В феврале
Холодрыга и дождь, и кошачьи концерты на крыше,
и стихи не идут, всё тоскует тетрадь на столе.
Нету счастья у нас, но его, говорят, нет и выше,
от шекспировских истин не скрыться нигде в феврале.
Маргинальная даль то в тумане, то смазана ветром,
в лужах плавают утром кусочки разбитого льда;
стало модным писать об интимном, когда-то запретном,
потому что ни чести не знает наш век, ни стыда.
Грабят родину каты заморских варягов похлеще,
дорвались до кормушки, дозволено всё, наконец.
О, такие творятся сейчас непотребные вещи,
хорошо, что всё это, уйдя, не увидел отец.
Он погиб здесь, в Крыму, оплатил эту землю он кровью,
он в судьбине моей самый высший, пожалуй, судья.
Это ж надо такой обладать на земле нелюбовью,
чтоб землёю отцов торговать, всё в товар возведя!
Я к причалам пойду, они лечат душевную смуту,
в бухте штиль и суда отражаются в стылой воде.
Всё мне верится в лучшее этой земли почему-то,
хоть примет позитивных пока что не видно нигде.
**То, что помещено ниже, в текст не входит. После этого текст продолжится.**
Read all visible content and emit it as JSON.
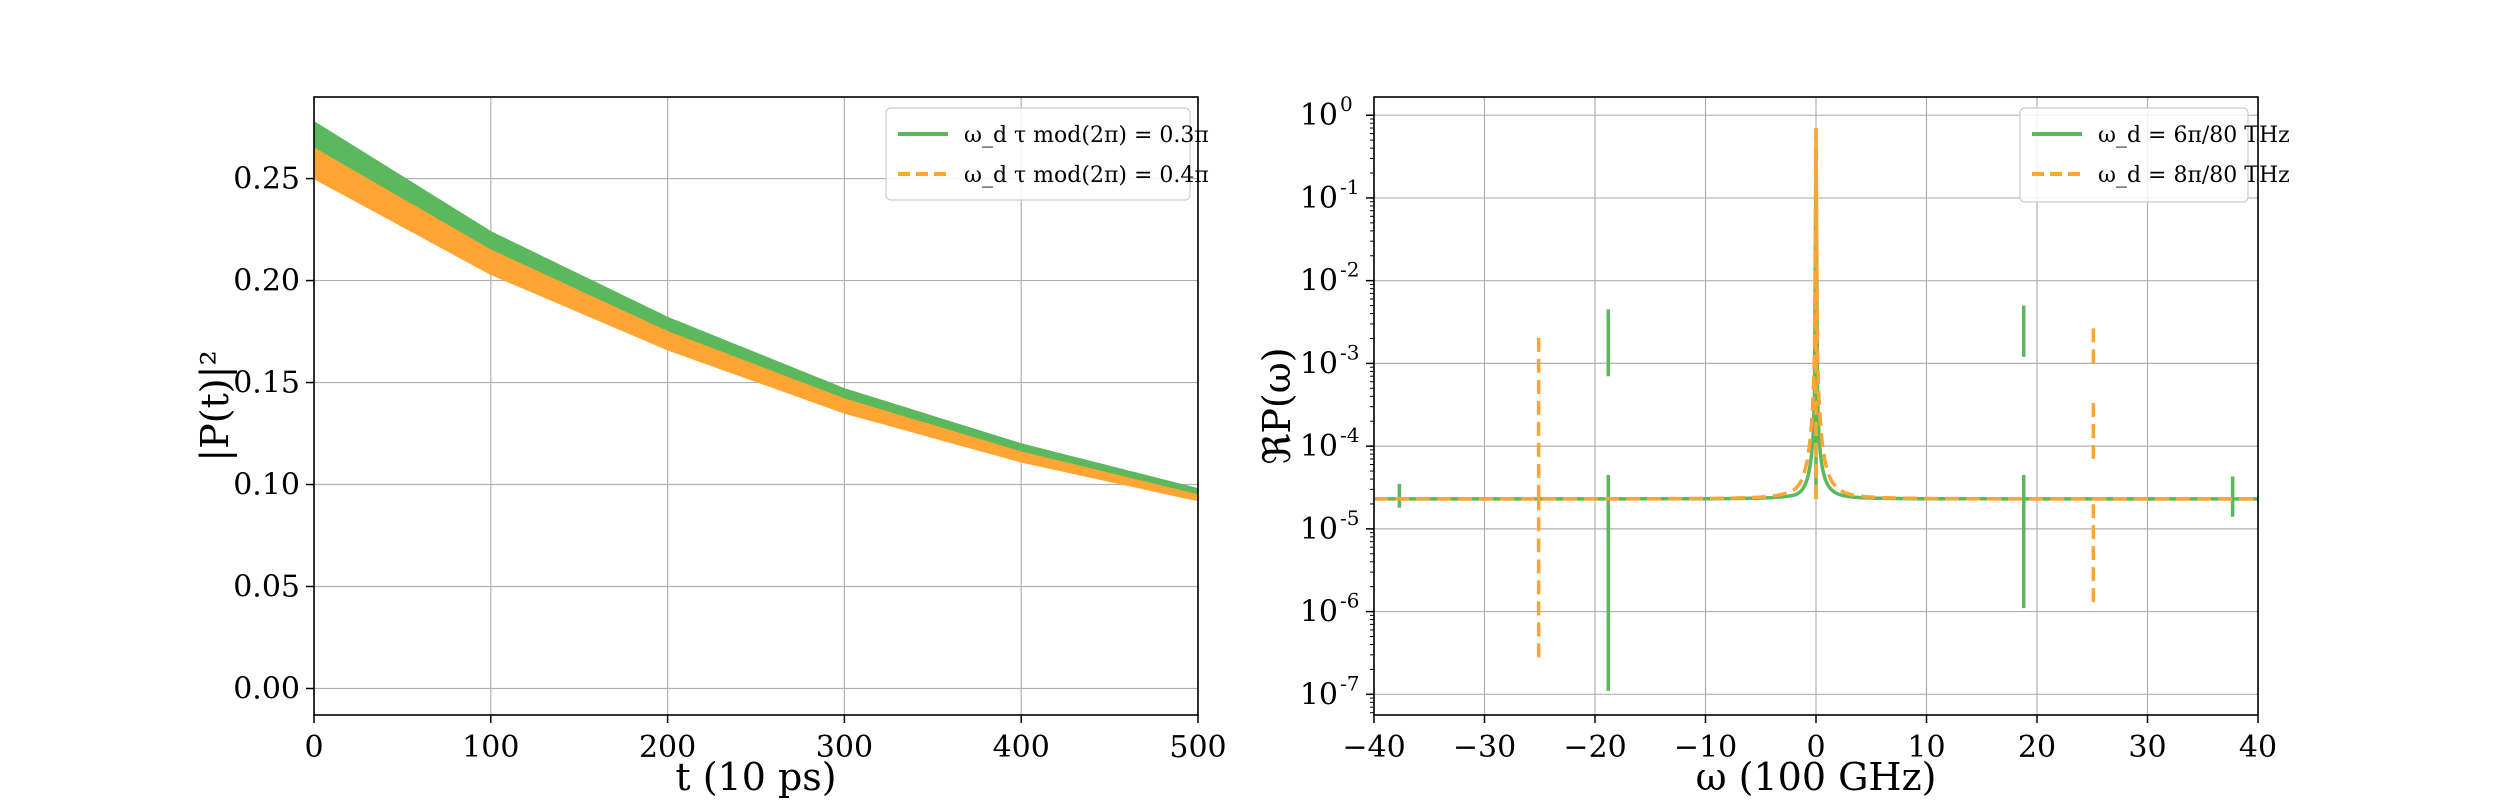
{
  "chart_data": [
    {
      "type": "area",
      "xlabel": "t (10 ps)",
      "ylabel": "|P(t)|²",
      "xlim": [
        0,
        500
      ],
      "ylim": [
        -0.013,
        0.29
      ],
      "xticks": [
        0,
        100,
        200,
        300,
        400,
        500
      ],
      "xtick_labels": [
        "0",
        "100",
        "200",
        "300",
        "400",
        "500"
      ],
      "yticks": [
        0.0,
        0.05,
        0.1,
        0.15,
        0.2,
        0.25
      ],
      "ytick_labels": [
        "0.00",
        "0.05",
        "0.10",
        "0.15",
        "0.20",
        "0.25"
      ],
      "grid": true,
      "legend_position": "top-right",
      "series": [
        {
          "name": "ω_d τ mod(2π) = 0.3π",
          "color": "#5cb85c",
          "style": "solid",
          "x": [
            0,
            100,
            200,
            300,
            400,
            500
          ],
          "upper": [
            0.278,
            0.224,
            0.182,
            0.147,
            0.12,
            0.098
          ],
          "lower": [
            0.255,
            0.208,
            0.17,
            0.139,
            0.114,
            0.095
          ]
        },
        {
          "name": "ω_d τ mod(2π) = 0.4π",
          "color": "#ffa534",
          "style": "dashed",
          "x": [
            0,
            100,
            200,
            300,
            400,
            500
          ],
          "upper": [
            0.265,
            0.215,
            0.175,
            0.142,
            0.116,
            0.095
          ],
          "lower": [
            0.25,
            0.203,
            0.166,
            0.135,
            0.111,
            0.092
          ]
        }
      ]
    },
    {
      "type": "line",
      "xlabel": "ω (100 GHz)",
      "ylabel": "ℜP(ω)",
      "yscale": "log",
      "xlim": [
        -40,
        40
      ],
      "ylim_exp": [
        -7.25,
        0.22
      ],
      "xticks": [
        -40,
        -30,
        -20,
        -10,
        0,
        10,
        20,
        30,
        40
      ],
      "xtick_labels": [
        "−40",
        "−30",
        "−20",
        "−10",
        "0",
        "10",
        "20",
        "30",
        "40"
      ],
      "ytick_exps": [
        0,
        -1,
        -2,
        -3,
        -4,
        -5,
        -6,
        -7
      ],
      "ytick_labels": [
        "10",
        "10",
        "10",
        "10",
        "10",
        "10",
        "10",
        "10"
      ],
      "ytick_exp_labels": [
        "0",
        "-1",
        "-2",
        "-3",
        "-4",
        "-5",
        "-6",
        "-7"
      ],
      "grid": true,
      "legend_position": "top-right",
      "baseline": 2.3e-05,
      "series": [
        {
          "name": "ω_d = 6π/80 THz",
          "color": "#5cb85c",
          "style": "solid",
          "peak": {
            "x": 0,
            "y": 0.4
          },
          "spikes": [
            {
              "x": -37.7,
              "low": 1.8e-05,
              "high": 3.5e-05
            },
            {
              "x": -18.8,
              "low": 1.1e-07,
              "high": 4.5e-05
            },
            {
              "x": -18.8,
              "low": 0.0007,
              "high": 0.0045
            },
            {
              "x": 18.8,
              "low": 1.1e-06,
              "high": 4.5e-05
            },
            {
              "x": 18.8,
              "low": 0.0012,
              "high": 0.005
            },
            {
              "x": 37.7,
              "low": 1.4e-05,
              "high": 4.3e-05
            }
          ]
        },
        {
          "name": "ω_d = 8π/80 THz",
          "color": "#ffa534",
          "style": "dashed",
          "peak": {
            "x": 0,
            "y": 0.7
          },
          "spikes": [
            {
              "x": -25.1,
              "low": 2.8e-07,
              "high": 2.3e-05
            },
            {
              "x": -25.1,
              "low": 2.3e-05,
              "high": 0.0022
            },
            {
              "x": 25.1,
              "low": 1.3e-06,
              "high": 2.3e-05
            },
            {
              "x": 25.1,
              "low": 7e-05,
              "high": 0.0004
            },
            {
              "x": 25.1,
              "low": 0.001,
              "high": 0.003
            }
          ]
        }
      ]
    }
  ]
}
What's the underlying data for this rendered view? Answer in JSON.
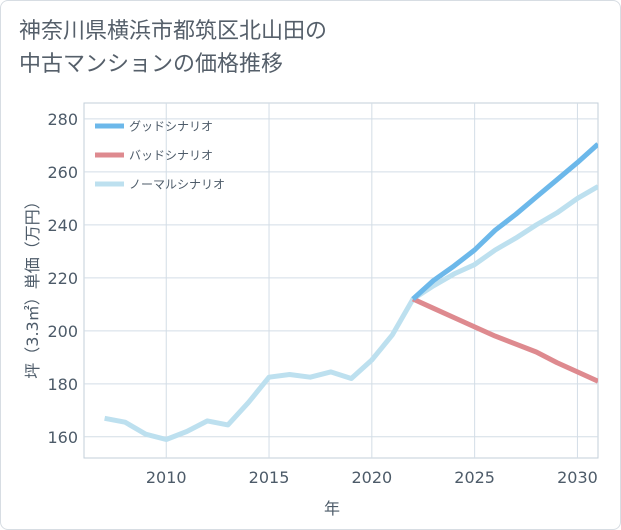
{
  "title_lines": [
    "神奈川県横浜市都筑区北山田の",
    "中古マンションの価格推移"
  ],
  "chart_data": {
    "type": "line",
    "title": "神奈川県横浜市都筑区北山田の中古マンションの価格推移",
    "xlabel": "年",
    "ylabel": "坪（3.3㎡）単価（万円）",
    "xlim": [
      2006,
      2031
    ],
    "ylim": [
      152,
      286
    ],
    "xticks": [
      2010,
      2015,
      2020,
      2025,
      2030
    ],
    "yticks": [
      160,
      180,
      200,
      220,
      240,
      260,
      280
    ],
    "grid": true,
    "legend_position": "top-left",
    "series": [
      {
        "name": "グッドシナリオ",
        "color": "#6cb8ea",
        "x": [
          2022,
          2023,
          2024,
          2025,
          2026,
          2027,
          2028,
          2029,
          2030,
          2031
        ],
        "values": [
          212,
          219,
          224.5,
          230.5,
          238,
          244,
          250.5,
          257,
          263.5,
          270.5
        ]
      },
      {
        "name": "バッドシナリオ",
        "color": "#de8a8f",
        "x": [
          2022,
          2023,
          2024,
          2025,
          2026,
          2027,
          2028,
          2029,
          2030,
          2031
        ],
        "values": [
          212,
          208.5,
          205,
          201.5,
          198,
          195,
          192,
          188,
          184.5,
          181
        ]
      },
      {
        "name": "ノーマルシナリオ",
        "color": "#bde0ef",
        "x": [
          2007,
          2008,
          2009,
          2010,
          2011,
          2012,
          2013,
          2014,
          2015,
          2016,
          2017,
          2018,
          2019,
          2020,
          2021,
          2022,
          2023,
          2024,
          2025,
          2026,
          2027,
          2028,
          2029,
          2030,
          2031
        ],
        "values": [
          167,
          165.5,
          161,
          159,
          162,
          166,
          164.5,
          173,
          182.5,
          183.5,
          182.5,
          184.5,
          182,
          189,
          198.5,
          212,
          217,
          221.5,
          225,
          230.5,
          235,
          240,
          244.5,
          250,
          254.5
        ]
      }
    ]
  }
}
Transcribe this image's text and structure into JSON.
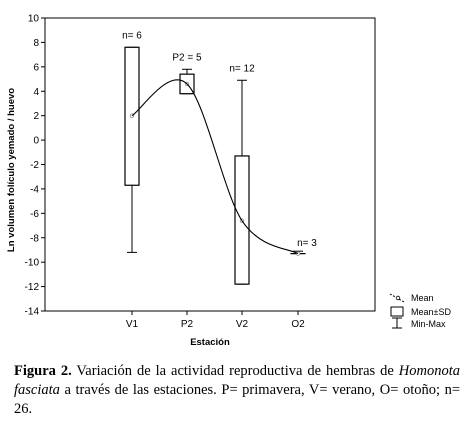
{
  "chart_data": {
    "type": "box",
    "xlabel": "Estación",
    "ylabel": "Ln volumen folículo yemado / huevo",
    "ylim": [
      -14,
      10
    ],
    "yticks": [
      10,
      8,
      6,
      4,
      2,
      0,
      -2,
      -4,
      -6,
      -8,
      -10,
      -12,
      -14
    ],
    "categories": [
      "V1",
      "P2",
      "V2",
      "O2"
    ],
    "mean": [
      2,
      4.6,
      -6.6,
      -9.3
    ],
    "box_low": [
      -3.7,
      3.8,
      -11.8,
      -9.3
    ],
    "box_high": [
      7.6,
      5.4,
      -1.3,
      -9.3
    ],
    "min": [
      -9.2,
      3.8,
      -11.8,
      -9.3
    ],
    "max": [
      7.6,
      5.8,
      4.9,
      -9.1
    ],
    "n_labels": [
      "n= 6",
      "P2 = 5",
      "n= 12",
      "n= 3"
    ],
    "grid": false,
    "legend": {
      "position": "bottom-right",
      "items": [
        "Mean",
        "Mean±SD",
        "Min-Max"
      ]
    }
  },
  "caption": {
    "label": "Figura 2.",
    "text_before": " Variación de la actividad reproductiva de hembras de ",
    "species": "Homonota fasciata",
    "text_after": " a través de las estaciones. P= primavera, V= verano, O= otoño; n= 26."
  }
}
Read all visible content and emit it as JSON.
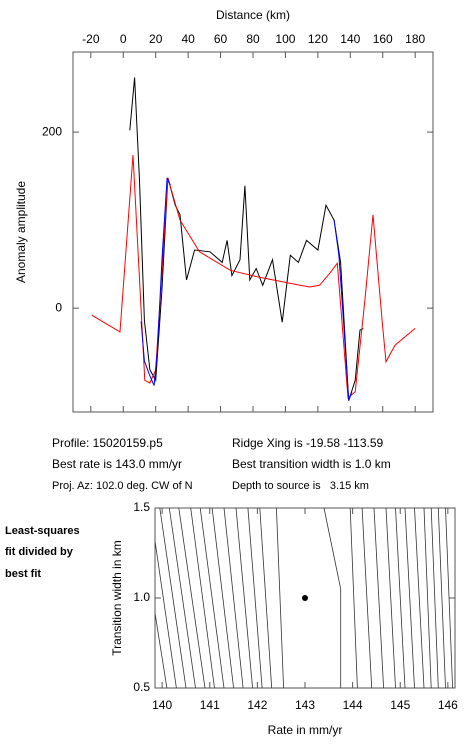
{
  "chart_data": [
    {
      "type": "line",
      "xlabel": "Distance (km)",
      "ylabel": "Anomaly amplitude",
      "xlim": [
        -31,
        191
      ],
      "ylim": [
        -118,
        291
      ],
      "xticks": [
        -20,
        0,
        20,
        40,
        60,
        80,
        100,
        120,
        140,
        160,
        180
      ],
      "yticks": [
        0,
        200
      ],
      "series": [
        {
          "color": "#000000",
          "x": [
            4,
            7,
            10,
            13,
            16.4,
            20,
            23.8,
            27.5,
            32,
            35,
            39,
            44,
            53.5,
            61,
            64,
            67,
            72,
            75,
            78,
            82,
            86,
            92,
            98,
            103,
            108,
            113,
            120,
            125,
            130,
            134,
            136.5,
            139,
            143,
            146,
            148
          ],
          "values": [
            202,
            262,
            145,
            -14,
            -70,
            -82,
            20,
            148,
            117,
            106,
            32,
            66,
            64,
            52,
            77,
            37,
            55,
            139,
            32,
            45,
            26,
            55,
            -16,
            60,
            52,
            77,
            66,
            117,
            100,
            52,
            -25,
            -105,
            -82,
            -25,
            -23
          ]
        },
        {
          "color": "#ff0000",
          "x": [
            -19.4,
            -2,
            6,
            13.3,
            16.4,
            20,
            27.5,
            35,
            47,
            66,
            84,
            109,
            115,
            121,
            127.5,
            132,
            138.6,
            143,
            149,
            154,
            159.6,
            162,
            167.6,
            180
          ],
          "values": [
            -8,
            -27,
            174,
            -82,
            -85,
            -70,
            148,
            100,
            64,
            43,
            35,
            26,
            24,
            26,
            40,
            51,
            -102,
            -95,
            9,
            106,
            -14,
            -61,
            -42,
            -23
          ]
        },
        {
          "color": "#0000ff",
          "x": [
            11,
            13,
            16,
            19,
            21,
            24,
            27,
            29,
            null,
            130,
            133,
            136,
            139,
            141
          ],
          "values": [
            -15,
            -60,
            -75,
            -88,
            -50,
            60,
            148,
            140,
            null,
            100,
            60,
            -20,
            -105,
            -95
          ]
        }
      ]
    },
    {
      "type": "contour",
      "xlabel": "Rate in mm/yr",
      "ylabel": "Transition width in km",
      "xlim": [
        139.85,
        146.15
      ],
      "ylim": [
        0.5,
        1.5
      ],
      "xticks": [
        140,
        141,
        142,
        143,
        144,
        145,
        146
      ],
      "yticks": [
        0.5,
        {
          "value": 1,
          "label": "1.0"
        },
        1.5
      ],
      "contour_color": "#333333",
      "point_color": "#000000",
      "contours": [
        {
          "x": [
            140.1,
            139.5
          ],
          "y": [
            0.5,
            1.5
          ]
        },
        {
          "x": [
            140.3,
            139.75
          ],
          "y": [
            0.5,
            1.5
          ]
        },
        {
          "x": [
            140.5,
            139.95
          ],
          "y": [
            0.5,
            1.5
          ]
        },
        {
          "x": [
            140.7,
            140.15
          ],
          "y": [
            0.5,
            1.5
          ]
        },
        {
          "x": [
            140.9,
            140.35
          ],
          "y": [
            0.5,
            1.5
          ]
        },
        {
          "x": [
            141.1,
            140.6
          ],
          "y": [
            0.5,
            1.5
          ]
        },
        {
          "x": [
            141.3,
            140.8
          ],
          "y": [
            0.5,
            1.5
          ]
        },
        {
          "x": [
            141.5,
            141.05
          ],
          "y": [
            0.5,
            1.5
          ]
        },
        {
          "x": [
            141.7,
            141.3
          ],
          "y": [
            0.5,
            1.5
          ]
        },
        {
          "x": [
            141.9,
            141.55
          ],
          "y": [
            0.5,
            1.5
          ]
        },
        {
          "x": [
            142.1,
            141.8
          ],
          "y": [
            0.5,
            1.5
          ]
        },
        {
          "x": [
            142.3,
            142.05
          ],
          "y": [
            0.5,
            1.5
          ]
        },
        {
          "x": [
            142.55,
            142.4
          ],
          "y": [
            0.5,
            1.5
          ]
        },
        {
          "x": [
            143.75,
            143.75,
            143.4
          ],
          "y": [
            0.5,
            1.05,
            1.5
          ]
        },
        {
          "x": [
            144.1,
            143.95
          ],
          "y": [
            0.5,
            1.5
          ]
        },
        {
          "x": [
            144.4,
            144.2
          ],
          "y": [
            0.5,
            1.5
          ]
        },
        {
          "x": [
            144.65,
            144.45
          ],
          "y": [
            0.5,
            1.5
          ]
        },
        {
          "x": [
            144.9,
            144.7
          ],
          "y": [
            0.5,
            1.5
          ]
        },
        {
          "x": [
            145.1,
            144.9
          ],
          "y": [
            0.5,
            1.5
          ]
        },
        {
          "x": [
            145.3,
            145.1
          ],
          "y": [
            0.5,
            1.5
          ]
        },
        {
          "x": [
            145.5,
            145.3
          ],
          "y": [
            0.5,
            1.5
          ]
        },
        {
          "x": [
            145.65,
            145.5
          ],
          "y": [
            0.5,
            1.5
          ]
        },
        {
          "x": [
            145.8,
            145.65
          ],
          "y": [
            0.5,
            1.5
          ]
        },
        {
          "x": [
            145.95,
            145.8
          ],
          "y": [
            0.5,
            1.5
          ]
        },
        {
          "x": [
            146.1,
            145.95
          ],
          "y": [
            0.5,
            1.5
          ]
        }
      ],
      "best_fit": {
        "x": 143.0,
        "y": 1.0
      }
    }
  ],
  "info": [
    "Profile: 15020159.p5",
    "Best rate is 143.0 mm/yr",
    "Proj. Az: 102.0 deg. CW of N",
    "Ridge Xing is -19.58 -113.59",
    "Best transition width is 1.0 km",
    "Depth to source is   3.15 km"
  ],
  "side_note": [
    "Least-squares",
    "fit divided by",
    "best fit"
  ]
}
Дерибанят «Массандру», доводят «Артек» до банкротства,
гробят русский язык, – чем не происки, блин, сатаны?
Если хитрость и алчность сегодня черта превосходства,
то под этой чертой вся «элита» толпится страны.
Маргинальную даль дождь и ветер то мнут, то колышут,
пик Ай-Петри в снегу из-за сумерек, словно в золе:
нету счастья у нас, но его, говорят, нет и выше,
от шекспировских истин не скрыться нигде в феврале.